Armed with this incredible news, the Land Trust can now freely implement the sixth and final phase of the project, which aims to remove another three miles of road fill by fall 2017.  “This final phase of road removal is twice the length we’ve attempted to remove in a single year,” said Cornelius. “With each phase, there are impacts to both the river’s resources and to its users, so our goal is to speed the process up and minimize these effects.”

The Future of the River

The Land Trust welcomes recreationists of all kinds, including rafters, bird watchers, hikers, cyclists, and anglers to visit and observe the changes. We want future generations to look back on this monumental project and know that if enough people care about a landscape, and they are patient enough to see it through, then real and lasting change will follow. 

After phase six is complete, both the upstream and downstream access points will remain paved, providing access for families and children to safely reach the project area.  Extreme fire risk may necessitate closing the property to public access during some portions of the year. Visitors can check Columbia Land Trust’s website for access status throughout the summer.

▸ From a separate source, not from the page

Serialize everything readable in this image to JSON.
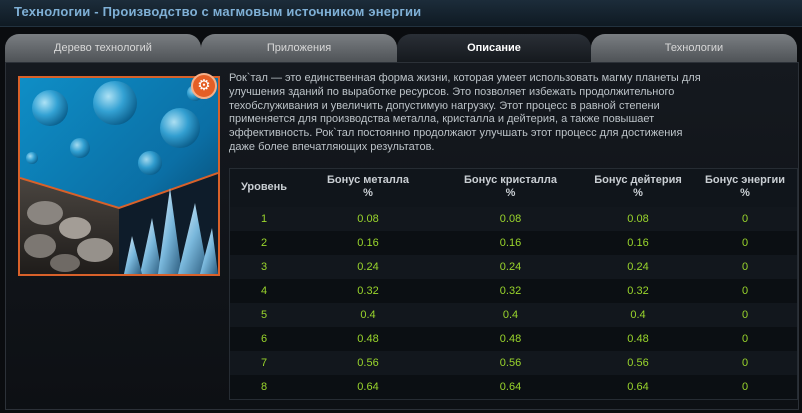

“It’s a rare opportunity that someone gets to be involved in a project of this scope,” said Cornelius. “Our partners at Yakama Nation Fisheries trusted us to move forward and to work together on something we both deeply care about. It has been a testimony to their integrity and their devotion to protecting the region that so many species of plants, animals, and local people depend on. I’ll be excited to watch for the rest of my life how the river responds.”